Sa réaction m’étonne, mais je suis pourtant rassuré. Le sourire qu’il m’envoie semble effacer en moi toute image de ma mère morte et assassinée. Je lui souris en retour même si je sens le poids ceux qui me jugent probablement depuis le paradis. Dans cet instant, je ne vois que Daniel et tous les anges et esprits peuvent bien allez se faire foutre.

Nous passons la soirée à parler de tout et de rien. Pour la première fois de ma vie, je me sens libre et accepté. Presque aimé même. Je me sens tellement bien que c’en est presque mal. Néanmoins, je finis par mettre mes mains sur ses côtes et je me penche vers lui pour ce que j’espère être un baiser.

Une fraction de seconde passe dans laquelle je suis de nouveau aveuglé. Ma tête tourne; je vois ma mère, ma sœur. Je vois la foule rire de moi, ma sœur m’insulter, Xiarno aboyer. Je vois ma mère omettre mon nom sur le testament. Je la vois déçue de moi. Je la vois pleurer à cause de moi. Et puis, tout s’arrête et j’entends seulement que le feu crépite derrière moi et toutes les personnes que j’ai pu aimer me disent de brûler. Je cherche désespérément à tout faire arrêter. Je me bats intérieurement contre mes démons. Je veux simplement revenir à Daniel, au moment où je suis finalement heureux.
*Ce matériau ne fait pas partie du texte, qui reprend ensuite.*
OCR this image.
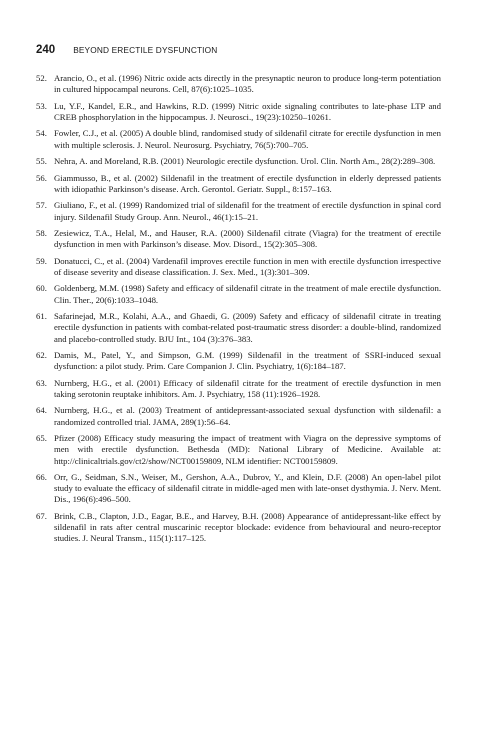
240 BEYOND ERECTILE DYSFUNCTION
52. Arancio, O., et al. (1996) Nitric oxide acts directly in the presynaptic neuron to produce long-term potentiation in cultured hippocampal neurons. Cell, 87(6):1025–1035.
53. Lu, Y.F., Kandel, E.R., and Hawkins, R.D. (1999) Nitric oxide signaling contributes to late-phase LTP and CREB phosphorylation in the hippocampus. J. Neurosci., 19(23):10250–10261.
54. Fowler, C.J., et al. (2005) A double blind, randomised study of sildenafil citrate for erectile dysfunction in men with multiple sclerosis. J. Neurol. Neurosurg. Psychiatry, 76(5):700–705.
55. Nehra, A. and Moreland, R.B. (2001) Neurologic erectile dysfunction. Urol. Clin. North Am., 28(2):289–308.
56. Giammusso, B., et al. (2002) Sildenafil in the treatment of erectile dysfunction in elderly depressed patients with idiopathic Parkinson’s disease. Arch. Gerontol. Geriatr. Suppl., 8:157–163.
57. Giuliano, F., et al. (1999) Randomized trial of sildenafil for the treatment of erectile dysfunction in spinal cord injury. Sildenafil Study Group. Ann. Neurol., 46(1):15–21.
58. Zesiewicz, T.A., Helal, M., and Hauser, R.A. (2000) Sildenafil citrate (Viagra) for the treatment of erectile dysfunction in men with Parkinson’s disease. Mov. Disord., 15(2):305–308.
59. Donatucci, C., et al. (2004) Vardenafil improves erectile function in men with erectile dysfunction irrespective of disease severity and disease classification. J. Sex. Med., 1(3):301–309.
60. Goldenberg, M.M. (1998) Safety and efficacy of sildenafil citrate in the treatment of male erectile dysfunction. Clin. Ther., 20(6):1033–1048.
61. Safarinejad, M.R., Kolahi, A.A., and Ghaedi, G. (2009) Safety and efficacy of sildenafil citrate in treating erectile dysfunction in patients with combat-related post-traumatic stress disorder: a double-blind, randomized and placebo-controlled study. BJU Int., 104 (3):376–383.
62. Damis, M., Patel, Y., and Simpson, G.M. (1999) Sildenafil in the treatment of SSRI-induced sexual dysfunction: a pilot study. Prim. Care Companion J. Clin. Psychiatry, 1(6):184–187.
63. Nurnberg, H.G., et al. (2001) Efficacy of sildenafil citrate for the treatment of erectile dysfunction in men taking serotonin reuptake inhibitors. Am. J. Psychiatry, 158 (11):1926–1928.
64. Nurnberg, H.G., et al. (2003) Treatment of antidepressant-associated sexual dysfunction with sildenafil: a randomized controlled trial. JAMA, 289(1):56–64.
65. Pfizer (2008) Efficacy study measuring the impact of treatment with Viagra on the depressive symptoms of men with erectile dysfunction. Bethesda (MD): National Library of Medicine. Available at: http://clinicaltrials.gov/ct2/show/NCT00159809, NLM identifier: NCT00159809.
66. Orr, G., Seidman, S.N., Weiser, M., Gershon, A.A., Dubrov, Y., and Klein, D.F. (2008) An open-label pilot study to evaluate the efficacy of sildenafil citrate in middle-aged men with late-onset dysthymia. J. Nerv. Ment. Dis., 196(6):496–500.
67. Brink, C.B., Clapton, J.D., Eagar, B.E., and Harvey, B.H. (2008) Appearance of antidepressant-like effect by sildenafil in rats after central muscarinic receptor blockade: evidence from behavioural and neuro-receptor studies. J. Neural Transm., 115(1):117–125.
Mon vœu est exaucé, mais les yeux de Daniel deviennent ternes et sans vie. Mes sens reviennent un à un. Je tiens mon couteau à la main, l’odeur fraiche et métallique du sang remplit la pièce. Mon ouïe revient pour me dévoiler un cri d’horreur et d’agonie suivie de ma propre voix.

-Qui vit par l’épée périt par l’épée. C’est ma mère que tu as tuée.

Ces mots qui sortent contre mon gré d’un ton rempli de haine font écho en moi, gorgés de tristesse et de mélancolie. Mon monde s’est écroulé et j’en suis le seul coupable.

Les larmes qui coulent de mes yeux, si nombreuses soient-elles, ne peuvent empêcher les flammes qui m’entourent de se retourner contre moi. Je suffoque comme il me l’était destiné.